Second Category: Models without the .en Suffix

Can be used for all supported languages, such as tiny, large-v1, etc.

Third Category: Models Starting with distil

Currently, there are only three models in this category, and they can only process videos where the original language is English. Even without the .en suffix, it is recommended to use them only for videos with English pronunciation; their performance on videos in other languages will be very poor.

The characteristic of these models is faster speed. Note that distil models can only be used in faster mode and cannot be used in openai mode.

  • distil-whisper-small.en
  • distil-whisper-medium.en
  • distil-whisper-large-v2

Faster Model Download

All models are downloaded from this address: https://github.com/jianchang512/stt/releases/tag/0.0

After opening, choose based on the mode you want to use. It is recommended to choose the faster model for faster speed.

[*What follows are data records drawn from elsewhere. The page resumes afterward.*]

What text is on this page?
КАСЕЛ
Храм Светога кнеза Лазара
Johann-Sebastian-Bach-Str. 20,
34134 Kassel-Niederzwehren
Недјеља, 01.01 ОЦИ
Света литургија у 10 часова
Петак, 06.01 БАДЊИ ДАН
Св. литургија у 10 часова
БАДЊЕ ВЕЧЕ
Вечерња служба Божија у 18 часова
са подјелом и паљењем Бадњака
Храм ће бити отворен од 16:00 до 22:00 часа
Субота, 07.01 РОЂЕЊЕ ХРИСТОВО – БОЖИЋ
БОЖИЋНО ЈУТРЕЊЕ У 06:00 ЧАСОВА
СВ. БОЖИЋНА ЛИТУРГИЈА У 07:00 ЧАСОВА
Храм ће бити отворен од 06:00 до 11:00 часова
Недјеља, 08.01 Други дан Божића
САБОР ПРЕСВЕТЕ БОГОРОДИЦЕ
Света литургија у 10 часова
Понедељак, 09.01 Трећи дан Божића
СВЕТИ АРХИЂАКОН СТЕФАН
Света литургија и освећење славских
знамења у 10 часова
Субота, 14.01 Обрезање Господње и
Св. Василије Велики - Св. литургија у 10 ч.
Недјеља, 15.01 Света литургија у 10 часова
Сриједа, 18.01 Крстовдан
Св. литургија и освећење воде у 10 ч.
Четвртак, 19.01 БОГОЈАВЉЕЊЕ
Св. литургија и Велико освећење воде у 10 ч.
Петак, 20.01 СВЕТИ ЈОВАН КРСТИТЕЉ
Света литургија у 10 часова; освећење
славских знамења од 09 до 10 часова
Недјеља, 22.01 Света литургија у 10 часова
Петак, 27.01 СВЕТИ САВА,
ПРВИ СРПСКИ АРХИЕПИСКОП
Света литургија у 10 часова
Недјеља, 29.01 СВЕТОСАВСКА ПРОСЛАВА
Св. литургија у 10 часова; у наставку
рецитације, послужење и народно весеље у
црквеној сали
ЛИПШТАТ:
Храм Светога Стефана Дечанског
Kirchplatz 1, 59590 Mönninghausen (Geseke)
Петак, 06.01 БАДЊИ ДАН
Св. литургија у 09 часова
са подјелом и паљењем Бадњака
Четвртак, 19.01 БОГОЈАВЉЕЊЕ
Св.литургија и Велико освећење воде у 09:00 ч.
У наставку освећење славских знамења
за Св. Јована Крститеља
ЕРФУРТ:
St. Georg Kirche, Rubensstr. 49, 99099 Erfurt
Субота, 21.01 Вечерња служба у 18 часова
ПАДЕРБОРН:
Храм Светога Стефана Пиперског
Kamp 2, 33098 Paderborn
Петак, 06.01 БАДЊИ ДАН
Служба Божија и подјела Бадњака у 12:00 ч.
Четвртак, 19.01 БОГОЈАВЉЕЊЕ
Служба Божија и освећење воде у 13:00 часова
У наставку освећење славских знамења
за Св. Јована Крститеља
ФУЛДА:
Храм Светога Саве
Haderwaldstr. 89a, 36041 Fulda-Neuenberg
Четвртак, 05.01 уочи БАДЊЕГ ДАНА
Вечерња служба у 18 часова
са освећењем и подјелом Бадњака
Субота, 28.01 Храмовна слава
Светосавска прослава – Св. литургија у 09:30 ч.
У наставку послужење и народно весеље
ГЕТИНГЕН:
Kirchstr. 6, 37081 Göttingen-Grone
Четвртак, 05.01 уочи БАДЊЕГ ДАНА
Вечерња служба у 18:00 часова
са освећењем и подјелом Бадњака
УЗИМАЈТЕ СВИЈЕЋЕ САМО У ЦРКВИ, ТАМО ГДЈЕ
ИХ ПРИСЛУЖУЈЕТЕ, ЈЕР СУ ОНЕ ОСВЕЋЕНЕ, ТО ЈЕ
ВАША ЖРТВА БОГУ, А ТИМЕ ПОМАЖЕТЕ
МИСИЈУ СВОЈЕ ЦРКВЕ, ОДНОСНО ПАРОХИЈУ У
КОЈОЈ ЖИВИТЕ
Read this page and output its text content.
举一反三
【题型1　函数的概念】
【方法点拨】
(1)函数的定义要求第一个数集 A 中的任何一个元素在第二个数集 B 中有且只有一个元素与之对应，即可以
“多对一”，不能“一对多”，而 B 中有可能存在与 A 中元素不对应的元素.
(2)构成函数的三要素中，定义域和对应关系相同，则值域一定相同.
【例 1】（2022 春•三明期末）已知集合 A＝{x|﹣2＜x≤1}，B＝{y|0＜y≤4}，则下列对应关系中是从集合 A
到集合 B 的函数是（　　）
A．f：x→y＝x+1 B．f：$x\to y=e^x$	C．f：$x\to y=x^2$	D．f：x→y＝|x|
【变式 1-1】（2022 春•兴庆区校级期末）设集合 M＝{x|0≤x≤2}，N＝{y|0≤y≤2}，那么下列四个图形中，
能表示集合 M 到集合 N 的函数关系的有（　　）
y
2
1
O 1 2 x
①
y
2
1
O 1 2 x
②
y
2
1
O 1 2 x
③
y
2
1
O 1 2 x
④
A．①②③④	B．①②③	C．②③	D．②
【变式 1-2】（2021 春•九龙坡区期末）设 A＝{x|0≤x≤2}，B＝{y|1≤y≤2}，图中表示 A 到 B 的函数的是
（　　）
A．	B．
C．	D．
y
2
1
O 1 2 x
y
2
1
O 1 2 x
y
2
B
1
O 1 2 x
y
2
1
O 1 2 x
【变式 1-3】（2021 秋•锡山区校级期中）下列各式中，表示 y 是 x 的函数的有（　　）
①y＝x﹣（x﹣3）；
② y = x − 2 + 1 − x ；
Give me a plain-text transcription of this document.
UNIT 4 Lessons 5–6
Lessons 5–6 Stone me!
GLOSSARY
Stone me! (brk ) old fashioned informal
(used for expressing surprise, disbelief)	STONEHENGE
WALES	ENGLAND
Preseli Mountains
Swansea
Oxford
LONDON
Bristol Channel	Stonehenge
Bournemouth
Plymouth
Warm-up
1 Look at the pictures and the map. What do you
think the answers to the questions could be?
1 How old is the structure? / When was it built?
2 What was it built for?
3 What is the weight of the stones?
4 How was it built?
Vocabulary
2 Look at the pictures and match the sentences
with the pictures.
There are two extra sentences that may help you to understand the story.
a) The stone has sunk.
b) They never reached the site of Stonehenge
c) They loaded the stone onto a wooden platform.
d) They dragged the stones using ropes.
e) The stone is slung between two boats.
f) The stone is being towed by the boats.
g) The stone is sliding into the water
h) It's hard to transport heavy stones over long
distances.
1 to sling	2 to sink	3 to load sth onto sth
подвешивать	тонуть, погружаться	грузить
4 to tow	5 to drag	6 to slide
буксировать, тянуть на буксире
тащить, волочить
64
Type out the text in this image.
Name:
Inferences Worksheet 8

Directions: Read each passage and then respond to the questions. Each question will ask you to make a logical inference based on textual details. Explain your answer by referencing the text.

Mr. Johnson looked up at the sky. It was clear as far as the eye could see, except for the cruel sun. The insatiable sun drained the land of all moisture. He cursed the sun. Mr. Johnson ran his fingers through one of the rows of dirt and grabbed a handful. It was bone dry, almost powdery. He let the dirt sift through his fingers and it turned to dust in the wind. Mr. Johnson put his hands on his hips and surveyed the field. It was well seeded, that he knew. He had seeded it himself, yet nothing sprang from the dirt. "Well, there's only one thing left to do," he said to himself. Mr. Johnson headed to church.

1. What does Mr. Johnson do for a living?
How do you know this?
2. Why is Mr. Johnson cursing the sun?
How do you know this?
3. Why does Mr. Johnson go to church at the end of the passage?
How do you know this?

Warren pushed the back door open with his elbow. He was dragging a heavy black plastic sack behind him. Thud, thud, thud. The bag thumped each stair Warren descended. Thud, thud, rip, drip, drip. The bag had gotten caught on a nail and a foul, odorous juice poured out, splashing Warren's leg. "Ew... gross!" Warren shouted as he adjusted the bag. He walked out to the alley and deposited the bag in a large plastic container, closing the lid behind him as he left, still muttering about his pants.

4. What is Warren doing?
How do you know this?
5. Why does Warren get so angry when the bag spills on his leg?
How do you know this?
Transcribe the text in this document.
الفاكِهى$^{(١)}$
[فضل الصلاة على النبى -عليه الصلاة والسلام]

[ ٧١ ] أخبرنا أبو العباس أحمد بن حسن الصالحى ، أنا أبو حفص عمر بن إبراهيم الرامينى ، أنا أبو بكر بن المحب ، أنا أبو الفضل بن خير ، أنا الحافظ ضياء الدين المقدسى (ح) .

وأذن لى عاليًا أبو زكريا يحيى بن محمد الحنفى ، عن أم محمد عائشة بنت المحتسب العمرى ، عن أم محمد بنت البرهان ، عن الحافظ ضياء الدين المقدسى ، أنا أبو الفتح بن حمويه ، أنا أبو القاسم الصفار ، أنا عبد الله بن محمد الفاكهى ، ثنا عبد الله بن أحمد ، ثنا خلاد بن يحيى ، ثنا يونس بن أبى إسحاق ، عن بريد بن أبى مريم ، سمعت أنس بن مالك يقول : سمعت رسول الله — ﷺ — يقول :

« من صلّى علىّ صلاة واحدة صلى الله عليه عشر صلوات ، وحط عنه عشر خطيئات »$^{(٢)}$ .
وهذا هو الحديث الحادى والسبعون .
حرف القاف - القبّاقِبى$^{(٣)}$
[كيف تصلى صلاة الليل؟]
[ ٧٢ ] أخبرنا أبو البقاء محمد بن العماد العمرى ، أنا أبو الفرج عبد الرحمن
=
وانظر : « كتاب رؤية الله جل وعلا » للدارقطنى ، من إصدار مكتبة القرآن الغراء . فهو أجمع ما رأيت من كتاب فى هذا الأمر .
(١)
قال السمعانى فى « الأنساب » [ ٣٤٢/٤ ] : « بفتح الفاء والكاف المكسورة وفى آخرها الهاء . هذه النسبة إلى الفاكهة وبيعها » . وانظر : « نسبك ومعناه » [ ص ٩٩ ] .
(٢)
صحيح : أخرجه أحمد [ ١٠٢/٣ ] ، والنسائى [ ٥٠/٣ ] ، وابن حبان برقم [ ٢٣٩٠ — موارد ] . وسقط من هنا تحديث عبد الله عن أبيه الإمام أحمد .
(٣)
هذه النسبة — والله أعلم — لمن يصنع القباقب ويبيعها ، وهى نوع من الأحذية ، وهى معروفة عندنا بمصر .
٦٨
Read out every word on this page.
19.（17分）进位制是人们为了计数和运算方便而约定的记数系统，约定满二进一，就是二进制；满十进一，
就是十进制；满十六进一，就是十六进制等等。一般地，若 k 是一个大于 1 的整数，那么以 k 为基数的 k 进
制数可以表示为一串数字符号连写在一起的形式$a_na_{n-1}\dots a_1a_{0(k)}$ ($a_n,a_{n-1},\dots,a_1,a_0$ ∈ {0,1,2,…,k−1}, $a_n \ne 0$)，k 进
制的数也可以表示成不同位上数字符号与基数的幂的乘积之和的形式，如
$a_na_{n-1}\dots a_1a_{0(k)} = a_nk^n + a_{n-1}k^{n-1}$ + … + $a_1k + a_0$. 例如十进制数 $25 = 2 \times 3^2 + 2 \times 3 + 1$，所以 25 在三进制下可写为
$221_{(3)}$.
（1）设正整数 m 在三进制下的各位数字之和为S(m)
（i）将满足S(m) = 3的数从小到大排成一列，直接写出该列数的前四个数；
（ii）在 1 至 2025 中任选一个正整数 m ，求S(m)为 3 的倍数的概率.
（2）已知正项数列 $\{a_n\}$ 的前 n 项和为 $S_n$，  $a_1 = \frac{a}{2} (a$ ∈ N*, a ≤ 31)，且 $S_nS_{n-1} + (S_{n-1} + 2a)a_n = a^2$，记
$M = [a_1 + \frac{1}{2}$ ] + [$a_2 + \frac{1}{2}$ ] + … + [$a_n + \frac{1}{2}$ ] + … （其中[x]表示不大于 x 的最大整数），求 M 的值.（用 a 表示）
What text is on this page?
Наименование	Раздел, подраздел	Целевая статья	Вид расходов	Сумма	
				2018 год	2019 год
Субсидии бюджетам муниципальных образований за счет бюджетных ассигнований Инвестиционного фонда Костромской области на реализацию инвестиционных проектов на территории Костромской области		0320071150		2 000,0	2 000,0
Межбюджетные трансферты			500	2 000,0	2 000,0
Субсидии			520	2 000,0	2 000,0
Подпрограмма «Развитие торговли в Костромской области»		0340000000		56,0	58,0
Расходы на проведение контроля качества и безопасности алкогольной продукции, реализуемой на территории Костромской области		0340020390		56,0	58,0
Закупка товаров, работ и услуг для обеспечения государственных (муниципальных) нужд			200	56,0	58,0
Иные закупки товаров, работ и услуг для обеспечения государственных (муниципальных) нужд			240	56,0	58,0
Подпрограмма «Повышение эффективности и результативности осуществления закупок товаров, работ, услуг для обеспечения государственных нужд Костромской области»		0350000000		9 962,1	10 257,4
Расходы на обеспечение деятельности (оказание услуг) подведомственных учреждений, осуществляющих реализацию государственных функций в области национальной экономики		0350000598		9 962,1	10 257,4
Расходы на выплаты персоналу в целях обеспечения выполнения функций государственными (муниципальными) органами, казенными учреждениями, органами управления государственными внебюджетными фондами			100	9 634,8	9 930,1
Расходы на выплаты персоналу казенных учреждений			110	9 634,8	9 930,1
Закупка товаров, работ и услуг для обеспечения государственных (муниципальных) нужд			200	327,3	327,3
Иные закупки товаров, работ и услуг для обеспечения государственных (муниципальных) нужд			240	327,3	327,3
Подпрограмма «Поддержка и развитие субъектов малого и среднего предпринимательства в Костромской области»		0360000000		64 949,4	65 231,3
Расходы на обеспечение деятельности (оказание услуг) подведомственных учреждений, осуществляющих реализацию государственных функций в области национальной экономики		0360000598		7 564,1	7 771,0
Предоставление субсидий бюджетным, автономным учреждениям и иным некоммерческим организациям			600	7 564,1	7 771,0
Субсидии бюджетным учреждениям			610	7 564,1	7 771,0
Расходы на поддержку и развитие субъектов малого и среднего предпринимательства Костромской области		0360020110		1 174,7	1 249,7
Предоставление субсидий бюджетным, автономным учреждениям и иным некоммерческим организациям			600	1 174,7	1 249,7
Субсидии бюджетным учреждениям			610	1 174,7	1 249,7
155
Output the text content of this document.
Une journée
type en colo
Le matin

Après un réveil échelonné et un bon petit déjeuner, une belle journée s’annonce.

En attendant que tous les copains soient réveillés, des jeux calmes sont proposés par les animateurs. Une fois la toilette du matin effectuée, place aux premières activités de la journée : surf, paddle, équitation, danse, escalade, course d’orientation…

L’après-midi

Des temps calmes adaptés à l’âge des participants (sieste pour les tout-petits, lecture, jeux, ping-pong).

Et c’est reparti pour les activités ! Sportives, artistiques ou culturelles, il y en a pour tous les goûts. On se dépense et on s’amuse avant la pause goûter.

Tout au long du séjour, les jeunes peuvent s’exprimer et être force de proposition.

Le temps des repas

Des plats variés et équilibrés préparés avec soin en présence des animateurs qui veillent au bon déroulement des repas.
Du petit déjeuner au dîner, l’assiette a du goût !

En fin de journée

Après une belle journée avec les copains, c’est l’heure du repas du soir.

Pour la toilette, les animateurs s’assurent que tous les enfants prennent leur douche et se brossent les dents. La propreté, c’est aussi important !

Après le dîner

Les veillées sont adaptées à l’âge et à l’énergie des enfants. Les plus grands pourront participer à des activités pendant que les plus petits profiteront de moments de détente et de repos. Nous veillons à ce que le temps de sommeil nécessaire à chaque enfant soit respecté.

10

After downloading the faster model, the compressed package contains a folder. Copy the folder inside to the models folder in the software directory.

For example, after downloading the medium model, you will see a folder when opening the compressed package. Copy this folder to the models directory.

OpenAI Model Download

The same address: https://github.com/jianchang512/stt/releases/tag/0.0

Scroll down. After downloading, you will get a file with a .pt suffix. Copy this file directly to the models directory.